Forum: Carrara


Subject: Lights

Fremmen opened this issue on Jul 17, 2005 ยท 20 posts


nomuse posted Tue, 19 July 2005 at 2:26 PM

"Constraints of gravity." Heh. Yah, there are so many tricks I can do in 3d that I wish for in my regular job lighting the stage for live theater. The biggest being that 3d lights aren't visible. Not only don't you have to hang them, or run power to them, but you can put them right in sightlines, even right in front of the camera, and no-one will see them. Another lovely cheat is fall-off. I've used spotlights several times of late to punch up an important element in the scene...and with a couple test renders you can tweak the fall-off to where the light just hits the target then stops, magically, in the air before it would cast an ugly shadow on the wall. Most of my scenes are three-point, plus practicals, and often a rim light and some specials. The way I usually set it up, is first I determine what will be the strongest and most dramatic light in the scene; moonlight from behind, a light through a window, a glowing gem at the center, whatever. I set this light up first, with no other lights, and do several renders until I like the shadows and so forth. Then find the second strongest, usually complementary. If the Key was sunlight, the Base is backfill from the blue sky.

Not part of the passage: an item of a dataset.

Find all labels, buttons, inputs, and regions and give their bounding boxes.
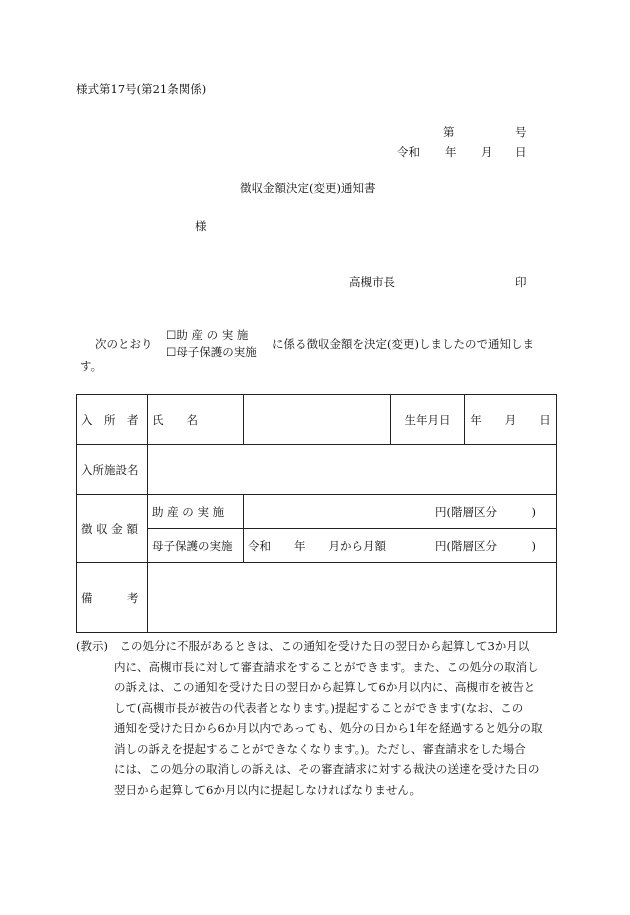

If the Key was the direct light of a floor lamp, the Base is the warmer scatter coming back off the floor. Lastly, I plop in a fill; soft shadows or even no shadows, more-or-less from the camera direction, filling in the gaps where the other two lights meet. That's in some neutral color (like a pale lavender), and at a very low level. Carrara gives you the additional tools that any of these three basic lights can be the sky dome, the radiosity-like GI scatter, an HDRI map, a large square with a glow channel, etc. I've done several outdoor pics that were just sky dome, a single distant light, and GI. What I like about three-point thinking (even if the final design ends up being twenty instruments from six directions, which is usual for me in theater), is that it asks you to find the most dramatic way to light, the light that most tells the story and leads the eye, and the light that most enhances the total look of the scene (the time of day, the season, interior or exterior, moody or friendly, chilly or warm...) Sorry. Pre-coffee ramble. And I'm facing a long day of moving real-world lights that weigh thirty pounds each and have lots of hard steel to bark knuckles on.